Lofty ambitions on a low budget

Prospect (monthly)

November 7, 1997

Two years ago Prospect was launched upon the world. Its founding editor, David Goodhart, had left the rich pastures of the Financial Times to fill what he believed was a yawning gap in the market. Since the demise of Encounter this country had lacked a general intellectual monthly magazine, unless we include Marxism Today, which had also gone to meet its maker. There are, of course, those hardy political weeklies, The Spectator and the New Statesman, but Goodhart was aiming at something a little loftier, with longer articles less obviously pegged to transient news.

There are those who said he would never make it. Atlantic Monthly may sell nearly half a million copies in the United States. The New Yorker, with a similar circulation, used to till adjacent intellectual pastures before its recent makeover. But the American market is famously short of quality newspapers. If you are living in the back of beyond in Wisconsin, a glossy intellectual magazine may be your only lifeline to sentient thought. In this country we have almost more national broadsheet newspapers than we can bear, and if they are somewhat more popular than of yore, they still contain enough serious journalism to make the likes of Prospect redundant.

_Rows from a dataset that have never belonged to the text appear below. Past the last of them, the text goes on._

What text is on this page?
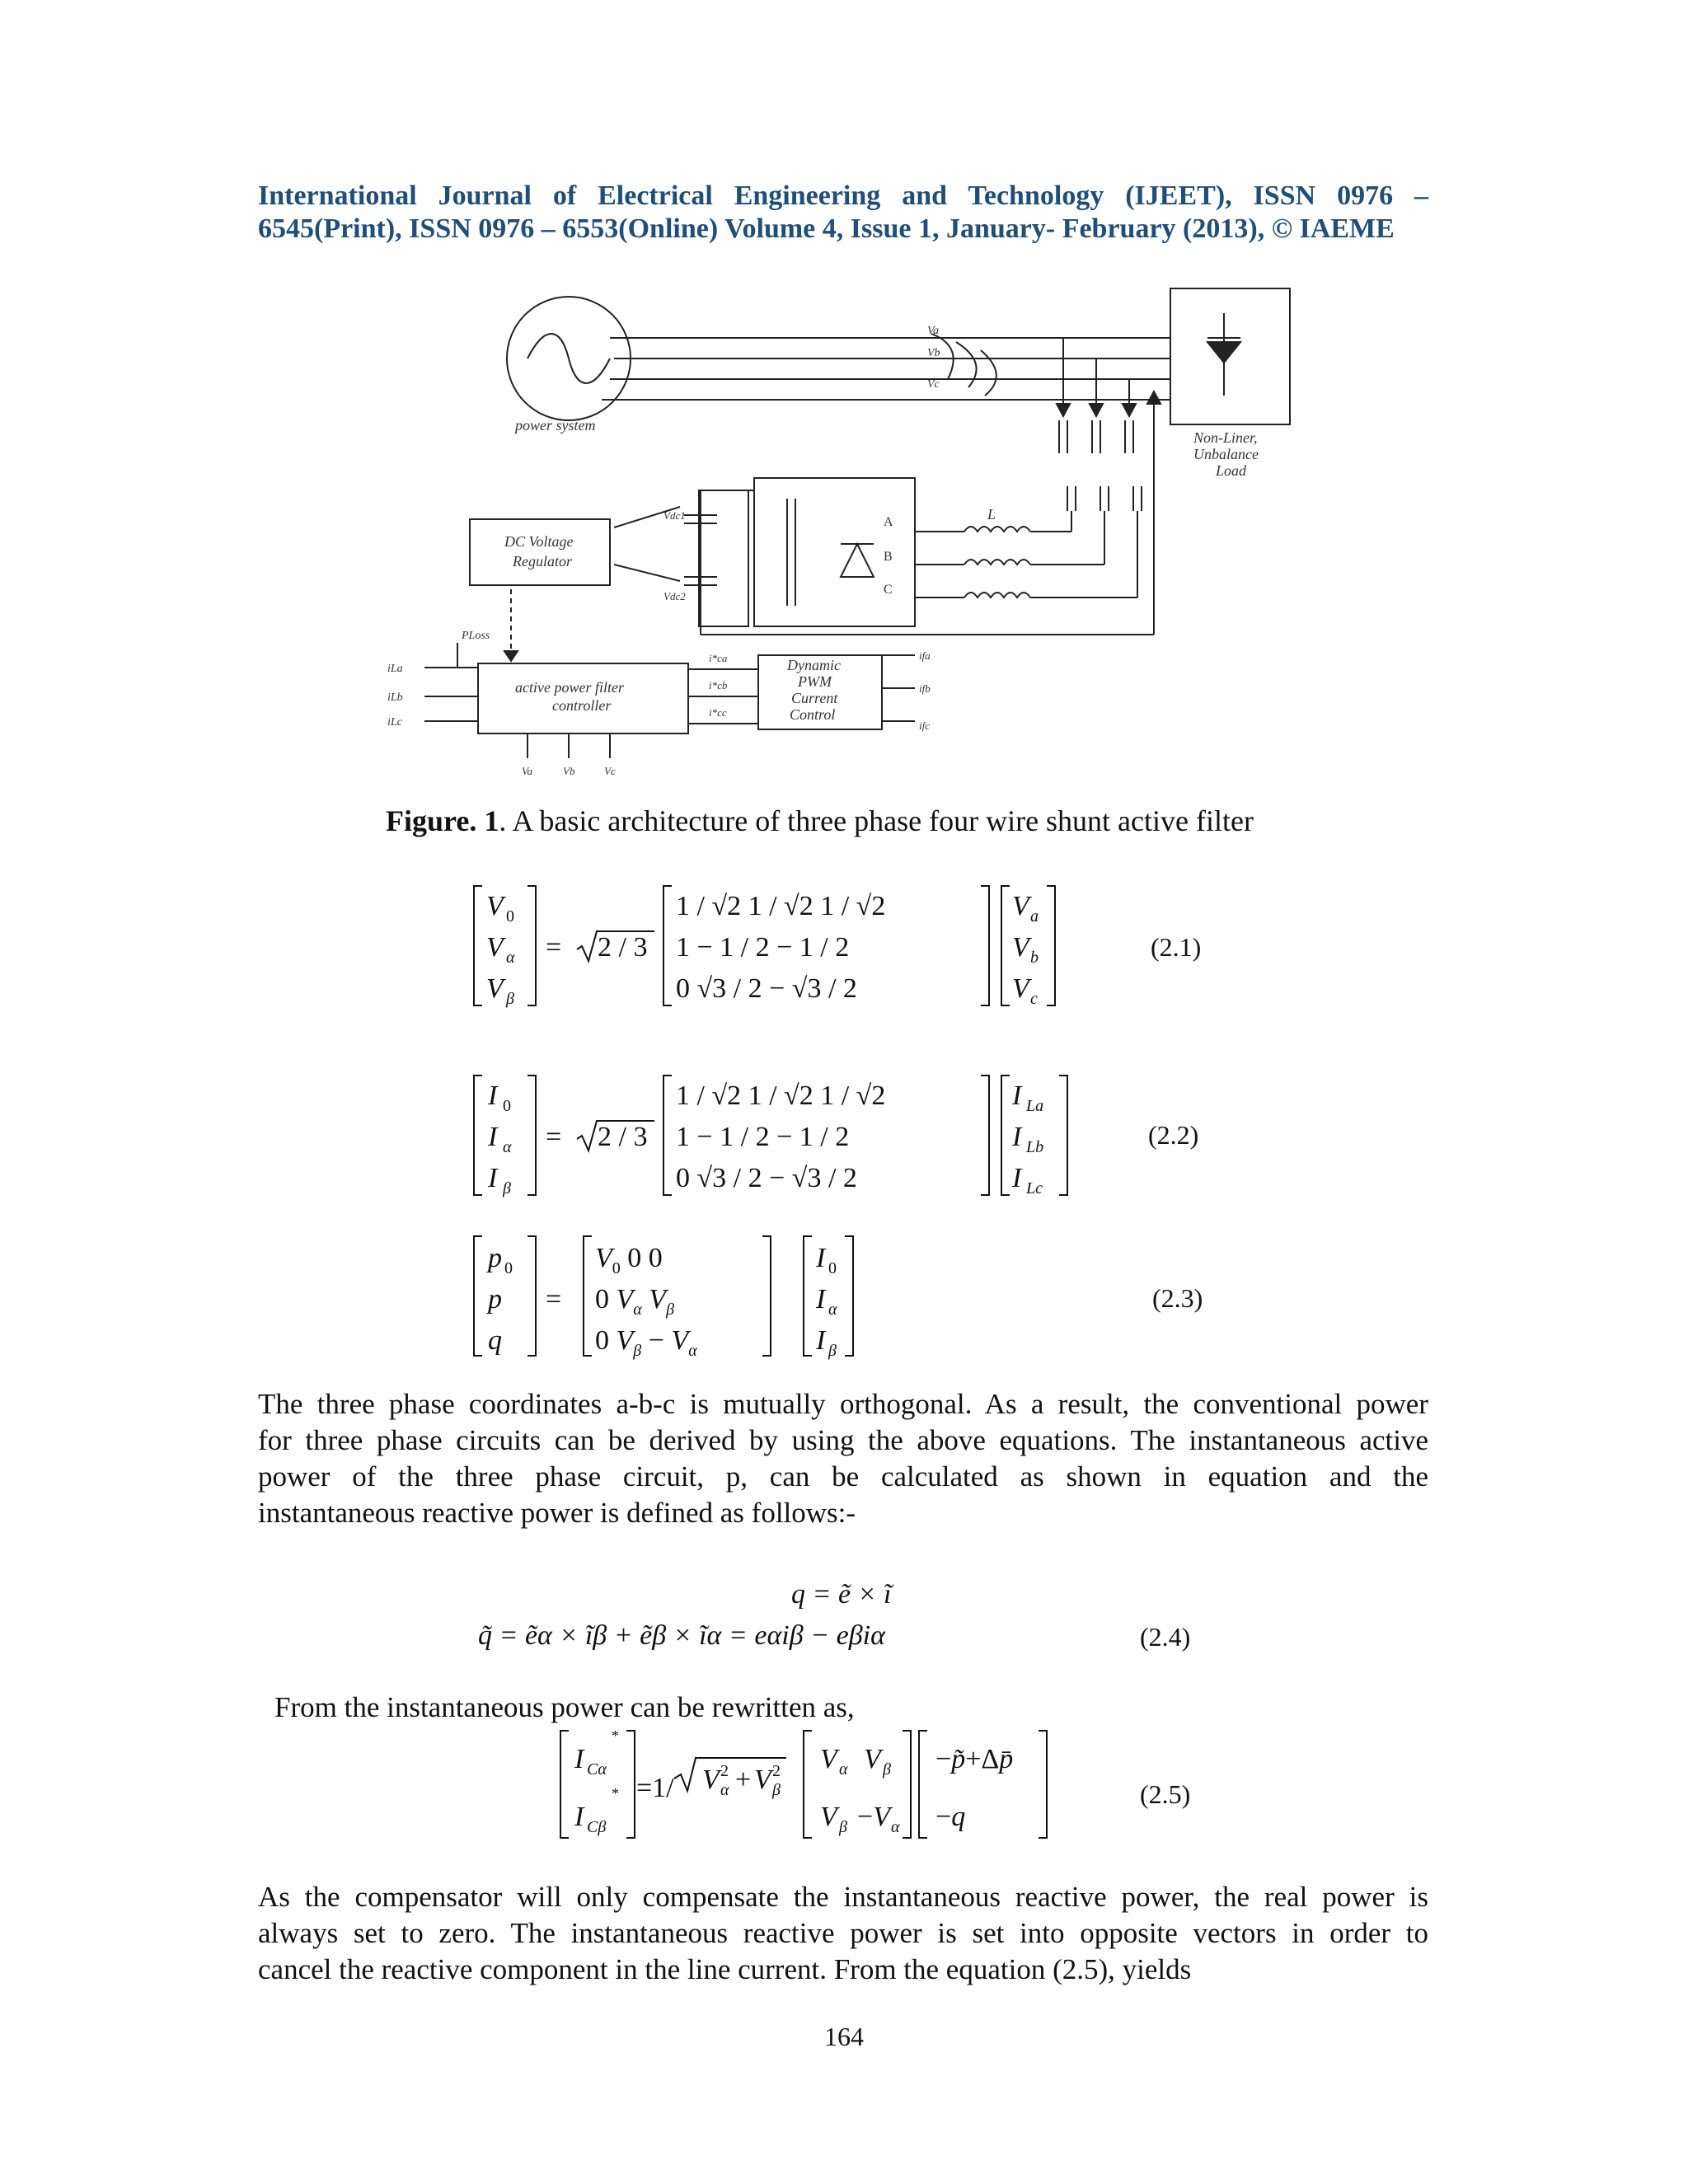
International Journal of Electrical Engineering and Technology (IJEET), ISSN 0976 –
6545(Print), ISSN 0976 – 6553(Online) Volume 4, Issue 1, January- February (2013), © IAEME
power system
DC Voltage
Regulator
active power filter
controller
Dynamic
PWM
Current
Control
Non-Liner,
Unbalance
Load
L
Va
Vb
Vc
Vdc1
Vdc2
PLoss
iLa
iLb
iLc
i*ca
i*cb
i*cc
ifa
ifb
ifc
Va	Vb	Vc
A
B
C
Figure. 1. A basic architecture of three phase four wire shunt active filter
V 0
V α
V β
= 2 / 3
1 / √2 1 / √2 1 / √2
1 − 1 / 2 − 1 / 2
0 √3 / 2 − √3 / 2
V a
V b
V c
I 0
I α
I β
= 2 / 3
1 / √2 1 / √2 1 / √2
1 − 1 / 2 − 1 / 2
0 √3 / 2 − √3 / 2
I La
I Lb
I Lc
p 0
p
q
=
$V_0$ 0 0
0 $V_\alpha$ $V_\beta$
0 $V_\beta - V_\alpha$
I 0
I α
I β
q = ẽ × ĩ
q̃ = ẽα × ĩβ + ẽβ × ĩα = eαiβ − eβiα
I Cα
*
I Cβ
* =1/ V α
2 + V β
2 V α V β
V β −V α
−p̃+Δp̄
−q
(2.1)
(2.2)
(2.3)
(2.4)
(2.5)
The three phase coordinates a-b-c is mutually orthogonal. As a result, the conventional power
for three phase circuits can be derived by using the above equations. The instantaneous active
power of the three phase circuit, p, can be calculated as shown in equation and the
instantaneous reactive power is defined as follows:-
From the instantaneous power can be rewritten as,
As the compensator will only compensate the instantaneous reactive power, the real power is
always set to zero. The instantaneous reactive power is set into opposite vectors in order to
cancel the reactive component in the line current. From the equation (2.5), yields
164
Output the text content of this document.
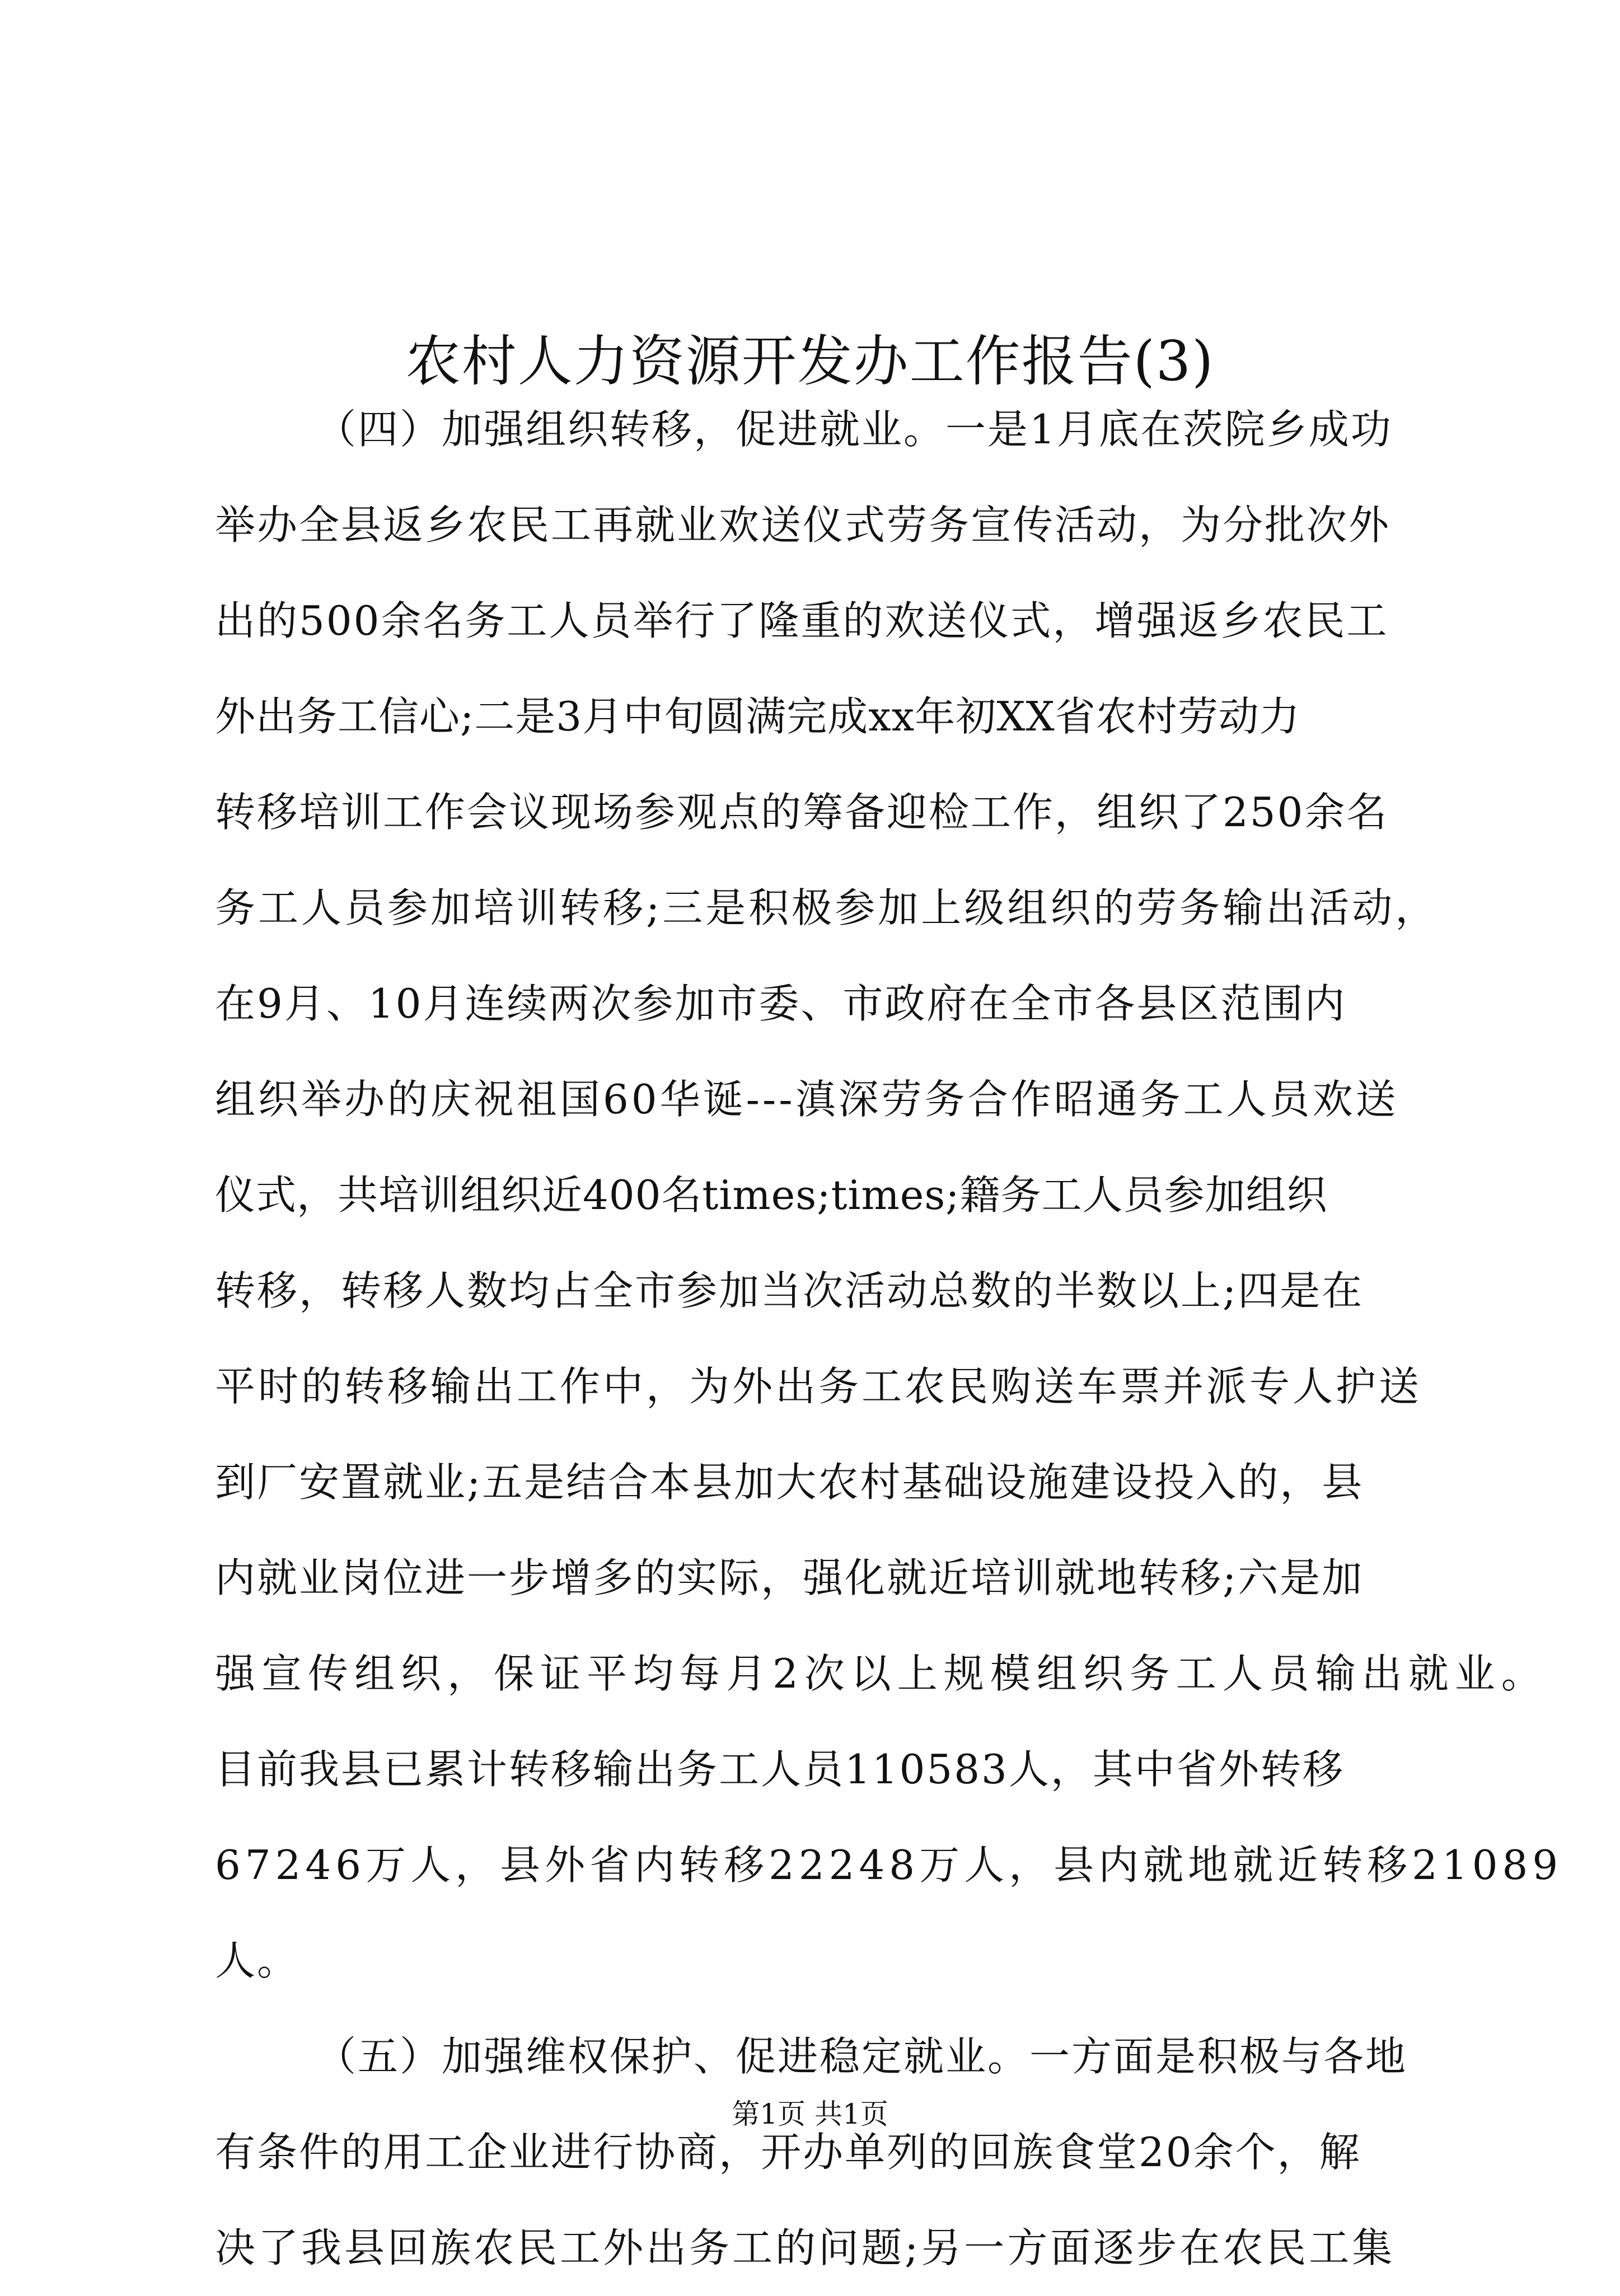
农村人力资源开发办工作报告(3)
（四）加强组织转移，促进就业。一是1月底在茨院乡成功
举办全县返乡农民工再就业欢送仪式劳务宣传活动，为分批次外
出的500余名务工人员举行了隆重的欢送仪式，增强返乡农民工
外出务工信心;二是3月中旬圆满完成xx年初XX省农村劳动力
转移培训工作会议现场参观点的筹备迎检工作，组织了250余名
务工人员参加培训转移;三是积极参加上级组织的劳务输出活动，
在9月、10月连续两次参加市委、市政府在全市各县区范围内
组织举办的庆祝祖国60华诞---滇深劳务合作昭通务工人员欢送
仪式，共培训组织近400名times;times;籍务工人员参加组织
转移，转移人数均占全市参加当次活动总数的半数以上;四是在
平时的转移输出工作中，为外出务工农民购送车票并派专人护送
到厂安置就业;五是结合本县加大农村基础设施建设投入的，县
内就业岗位进一步增多的实际，强化就近培训就地转移;六是加
强宣传组织，保证平均每月2次以上规模组织务工人员输出就业。
目前我县已累计转移输出务工人员110583人，其中省外转移
67246万人，县外省内转移22248万人，县内就地就近转移21089
人。
（五）加强维权保护、促进稳定就业。一方面是积极与各地
有条件的用工企业进行协商，开办单列的回族食堂20余个，解
决了我县回族农民工外出务工的问题;另一方面逐步在农民工集
第1页 共1页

So ran one argument against Goodhart. Some had quite other reasons for believing that he might not pull it off. They doubted whether there was still a large enough intellectual class to support a magazine such as Prospect which, so its inaugural editorial told us, was aimed at "the intellectually curious reader (and) will occupy that large space between the 'instant' and the 'academic'''. In the minds of these people, we have all become too obsessed with our little specialities. Fewer of us have the broad intellectual interests of a magazine such as Prospect. We are all experts now, assiduously hoeing our little patches but generally unconcerned about what is going on elsewhere on the farm.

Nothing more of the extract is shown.